Davenport’s wife had died as the result of a car accident. Had one of the girls fielded that call, too?
“I’d be glad to,” she assured him. He gave her the number and she programmed it into her cell phone.
“And ask for Sophie. She’s the levelheaded one,” Davenport added.
“And what will we do about your party tomorrow night?” Katie asked.
“You don’t think a broken foot is going to keep me from my retirement party, do you? Not a chance!”
“All right. Then I’ll see you tomorrow night. Call—or have Sophie call—if you need anything,” Katie said sincerely.

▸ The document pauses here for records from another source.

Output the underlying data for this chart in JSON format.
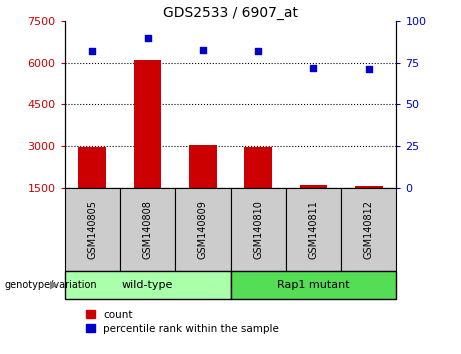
{
  "title": "GDS2533 / 6907_at",
  "samples": [
    "GSM140805",
    "GSM140808",
    "GSM140809",
    "GSM140810",
    "GSM140811",
    "GSM140812"
  ],
  "bar_values": [
    2950,
    6100,
    3050,
    2950,
    1600,
    1550
  ],
  "bar_bottom": 1500,
  "scatter_values": [
    82,
    90,
    83,
    82,
    72,
    71
  ],
  "bar_color": "#cc0000",
  "scatter_color": "#0000cc",
  "ylim_left": [
    1500,
    7500
  ],
  "ylim_right": [
    0,
    100
  ],
  "yticks_left": [
    1500,
    3000,
    4500,
    6000,
    7500
  ],
  "yticks_right": [
    0,
    25,
    50,
    75,
    100
  ],
  "groups": [
    {
      "label": "wild-type",
      "indices": [
        0,
        1,
        2
      ],
      "color": "#aaffaa"
    },
    {
      "label": "Rap1 mutant",
      "indices": [
        3,
        4,
        5
      ],
      "color": "#55dd55"
    }
  ],
  "group_label": "genotype/variation",
  "legend_count_label": "count",
  "legend_pct_label": "percentile rank within the sample",
  "bar_width": 0.5,
  "grid_lines": [
    3000,
    4500,
    6000
  ],
  "tick_label_bg": "#cccccc"
}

Davenport nodded and sank back against the gurney’s pillow, grunting as the EMTs loaded him into the back of the ambulance. Katie watched as they slammed the back door. She stepped back, wrapping her arms around herself to ward off the damp chill that had settled.

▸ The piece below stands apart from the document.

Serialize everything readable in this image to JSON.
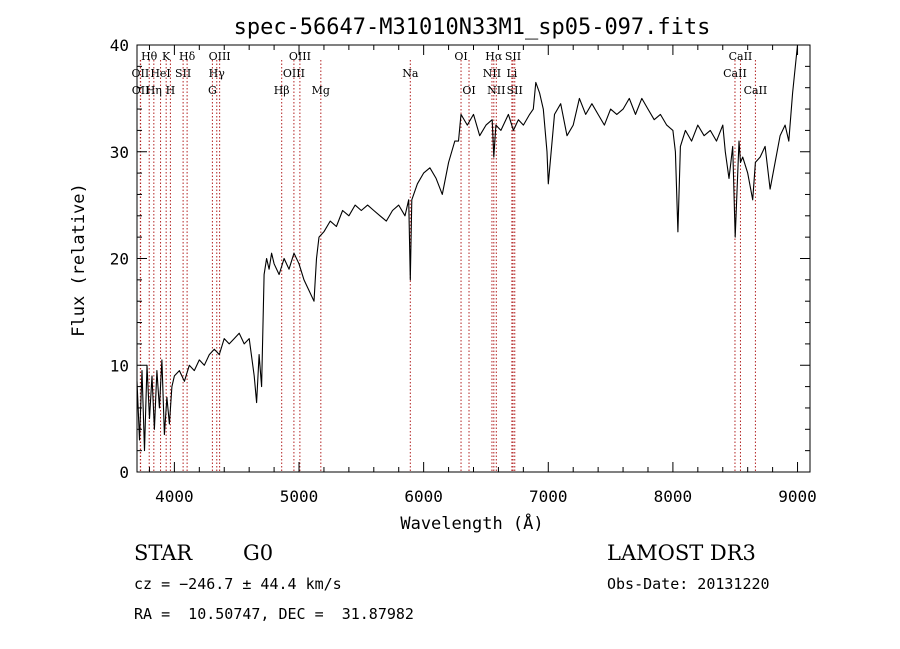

She glanced toward one of the patrol cars. Deputy Schuler leaned against the trunk, his face pale in the blazing light of the headlights from another cruiser. She’d heard him tell his superiors that he’d never before fired his service revolver during the ten years he’d been a deputy. He was terribly upset, but Katie had no qualms about telling Detective
Hamilton what she’d seen, and that Schuler had acted in self-defense. Abby Wheeler would have shot Schuler dead where he stood if he hadn’t fired first, but that knowledge didn’t help the man now. He was a nice guy. As Davenport had intimated, the events of this night would no doubt haunt him forever.